Financial assets are defined as including:
- shares, bonds and other securities;
- futures, options, swaps, derivatives and similar instruments;
- invoices and all types of receivables;
- obligations evidencing debt (including loans and deposits);
- leases and loan and lease portfolios;
- hire purchase contracts;
- acceptance credits and all other documents of title relating to the movement of goods; and
- bills of exchange, commercial paper, promissory notes and all other kinds of negotiable or transferable instruments.
The financial assets can be acquired from anyone and anywhere or can be created by the SPV entering into legally binding obligations with any person. Previously the financial assets had to be acquired by the SPV.
All payments of interest by the SPV will now be deductible for tax purposes. Previously results-dependent or excessive interest was recharacterized as a distribution and hence was non-deductible.
The first transaction entered into by the SPV must involve assets with a market value of at least €10 million ($10.78 million). After the first transaction there is no financial requirement for future transactions. Previously every transaction with a new counterparty had to have a value of more than €12.69 million.
The Finance Bill also incorporates further technical changes that improve the existing legislation in relation to the ability of the SPV to claim a deduction for bad debts and to carry forward any losses incurred by the SPV.
The Finance Bill includes an exemption from Irish withholding tax on payments of interest by an Irish securitization SPV to any person who is resident in an EU member state (other than Ireland) or any country with which Ireland has entered into a double tax treaty. Previously, such an exemption was only available in respect of interest paid to a corporate body resident in an EU member state (other than Ireland) or resident in a country with which Ireland has entered into a double tax treaty.

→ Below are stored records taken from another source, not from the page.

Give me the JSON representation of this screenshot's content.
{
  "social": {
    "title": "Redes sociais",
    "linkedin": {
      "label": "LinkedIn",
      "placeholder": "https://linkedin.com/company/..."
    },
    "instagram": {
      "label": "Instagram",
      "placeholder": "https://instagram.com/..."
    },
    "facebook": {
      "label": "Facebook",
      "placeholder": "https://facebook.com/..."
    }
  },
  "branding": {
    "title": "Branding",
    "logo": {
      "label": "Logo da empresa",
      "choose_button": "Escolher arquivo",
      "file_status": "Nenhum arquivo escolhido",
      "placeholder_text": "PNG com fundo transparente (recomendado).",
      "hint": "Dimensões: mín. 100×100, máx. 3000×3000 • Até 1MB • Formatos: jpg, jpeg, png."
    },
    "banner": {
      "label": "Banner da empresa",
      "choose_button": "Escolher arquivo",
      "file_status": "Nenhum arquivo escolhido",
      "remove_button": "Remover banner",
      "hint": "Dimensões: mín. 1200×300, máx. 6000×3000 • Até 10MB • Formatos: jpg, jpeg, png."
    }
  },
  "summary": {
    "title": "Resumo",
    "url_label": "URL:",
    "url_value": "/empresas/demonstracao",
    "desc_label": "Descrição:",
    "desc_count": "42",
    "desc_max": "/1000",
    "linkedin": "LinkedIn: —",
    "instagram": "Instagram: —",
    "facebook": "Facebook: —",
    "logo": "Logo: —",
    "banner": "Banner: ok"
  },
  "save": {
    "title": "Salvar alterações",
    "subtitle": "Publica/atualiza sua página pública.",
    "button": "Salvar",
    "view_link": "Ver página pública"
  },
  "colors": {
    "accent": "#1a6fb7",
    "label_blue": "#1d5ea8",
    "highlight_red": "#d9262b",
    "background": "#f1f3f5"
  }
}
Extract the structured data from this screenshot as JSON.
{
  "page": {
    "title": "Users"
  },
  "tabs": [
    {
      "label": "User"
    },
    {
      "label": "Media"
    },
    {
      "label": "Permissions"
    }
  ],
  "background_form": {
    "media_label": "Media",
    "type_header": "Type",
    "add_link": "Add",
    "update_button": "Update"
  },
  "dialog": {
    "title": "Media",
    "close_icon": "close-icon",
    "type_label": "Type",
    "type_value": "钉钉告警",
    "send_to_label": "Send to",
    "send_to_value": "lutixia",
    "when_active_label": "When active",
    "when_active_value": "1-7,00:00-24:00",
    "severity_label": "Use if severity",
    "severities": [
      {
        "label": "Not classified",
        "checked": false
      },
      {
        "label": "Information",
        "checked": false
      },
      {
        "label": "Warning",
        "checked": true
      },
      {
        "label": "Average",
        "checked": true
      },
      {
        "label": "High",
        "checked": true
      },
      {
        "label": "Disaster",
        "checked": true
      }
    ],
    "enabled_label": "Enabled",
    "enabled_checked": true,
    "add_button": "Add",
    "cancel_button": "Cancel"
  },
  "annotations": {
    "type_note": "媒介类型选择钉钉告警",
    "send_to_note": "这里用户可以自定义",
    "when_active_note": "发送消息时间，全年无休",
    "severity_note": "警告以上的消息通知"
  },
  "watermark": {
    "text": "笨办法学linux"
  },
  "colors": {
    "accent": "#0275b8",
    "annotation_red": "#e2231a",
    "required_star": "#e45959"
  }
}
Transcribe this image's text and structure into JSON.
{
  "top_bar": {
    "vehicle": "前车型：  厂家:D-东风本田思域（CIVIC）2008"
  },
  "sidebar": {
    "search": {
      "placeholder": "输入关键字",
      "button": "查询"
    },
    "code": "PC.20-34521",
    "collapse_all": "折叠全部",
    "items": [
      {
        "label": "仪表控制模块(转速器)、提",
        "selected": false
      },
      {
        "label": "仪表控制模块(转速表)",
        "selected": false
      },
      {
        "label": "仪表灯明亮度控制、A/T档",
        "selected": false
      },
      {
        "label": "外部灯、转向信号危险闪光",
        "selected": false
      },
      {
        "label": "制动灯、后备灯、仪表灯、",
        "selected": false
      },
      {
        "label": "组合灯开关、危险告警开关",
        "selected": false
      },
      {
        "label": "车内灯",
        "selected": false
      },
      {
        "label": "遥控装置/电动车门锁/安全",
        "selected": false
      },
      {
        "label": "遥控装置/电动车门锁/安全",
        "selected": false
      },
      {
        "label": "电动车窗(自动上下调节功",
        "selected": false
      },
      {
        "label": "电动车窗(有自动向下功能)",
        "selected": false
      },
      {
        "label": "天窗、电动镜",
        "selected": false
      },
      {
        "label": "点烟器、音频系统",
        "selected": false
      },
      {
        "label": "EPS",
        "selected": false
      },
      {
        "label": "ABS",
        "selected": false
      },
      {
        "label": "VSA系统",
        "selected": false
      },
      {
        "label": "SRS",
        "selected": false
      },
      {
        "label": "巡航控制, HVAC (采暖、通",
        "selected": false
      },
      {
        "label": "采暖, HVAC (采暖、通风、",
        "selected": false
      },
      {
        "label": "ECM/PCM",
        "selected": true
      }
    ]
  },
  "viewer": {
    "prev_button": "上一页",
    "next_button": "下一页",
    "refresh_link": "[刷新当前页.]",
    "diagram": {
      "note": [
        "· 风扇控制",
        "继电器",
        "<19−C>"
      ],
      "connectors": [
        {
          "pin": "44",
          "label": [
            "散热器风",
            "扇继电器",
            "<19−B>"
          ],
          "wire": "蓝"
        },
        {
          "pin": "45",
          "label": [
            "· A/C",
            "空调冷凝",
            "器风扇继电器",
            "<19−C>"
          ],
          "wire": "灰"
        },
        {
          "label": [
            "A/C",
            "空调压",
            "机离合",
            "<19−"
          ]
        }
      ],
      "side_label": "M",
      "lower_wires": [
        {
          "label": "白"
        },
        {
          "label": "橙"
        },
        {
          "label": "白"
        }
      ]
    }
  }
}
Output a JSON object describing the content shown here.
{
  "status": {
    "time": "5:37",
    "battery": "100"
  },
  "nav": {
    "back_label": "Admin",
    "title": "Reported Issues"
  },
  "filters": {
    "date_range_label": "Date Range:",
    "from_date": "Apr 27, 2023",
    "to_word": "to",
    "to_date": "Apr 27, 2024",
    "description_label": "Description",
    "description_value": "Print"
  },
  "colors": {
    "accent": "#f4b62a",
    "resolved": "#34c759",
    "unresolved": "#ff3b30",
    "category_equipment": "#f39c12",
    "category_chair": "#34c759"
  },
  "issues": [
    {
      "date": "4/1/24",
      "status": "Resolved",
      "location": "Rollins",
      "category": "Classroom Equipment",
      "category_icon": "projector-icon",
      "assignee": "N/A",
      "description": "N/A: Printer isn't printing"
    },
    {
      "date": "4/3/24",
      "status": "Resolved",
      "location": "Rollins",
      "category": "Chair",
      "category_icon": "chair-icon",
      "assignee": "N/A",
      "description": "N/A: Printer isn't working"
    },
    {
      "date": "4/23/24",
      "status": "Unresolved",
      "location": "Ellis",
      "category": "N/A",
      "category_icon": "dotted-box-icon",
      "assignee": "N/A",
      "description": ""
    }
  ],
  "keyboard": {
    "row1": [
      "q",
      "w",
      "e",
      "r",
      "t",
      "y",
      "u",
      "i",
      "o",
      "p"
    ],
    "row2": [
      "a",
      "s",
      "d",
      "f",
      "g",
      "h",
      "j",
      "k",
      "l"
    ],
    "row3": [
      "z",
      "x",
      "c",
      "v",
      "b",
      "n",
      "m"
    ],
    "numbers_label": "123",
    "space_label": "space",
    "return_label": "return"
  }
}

As stated above, the intention behind these changes is to encourage the use of Ireland as a location for the incorporation of tax neutral SPVs for securitization, repackaging, warehousing and other structured finance transactions. As no rulings or authorizations are required from the Irish tax authorities in order to avail of the new legislation, this should make Ireland a particularly attractive jurisdiction when compared to other on-shore SPV locations.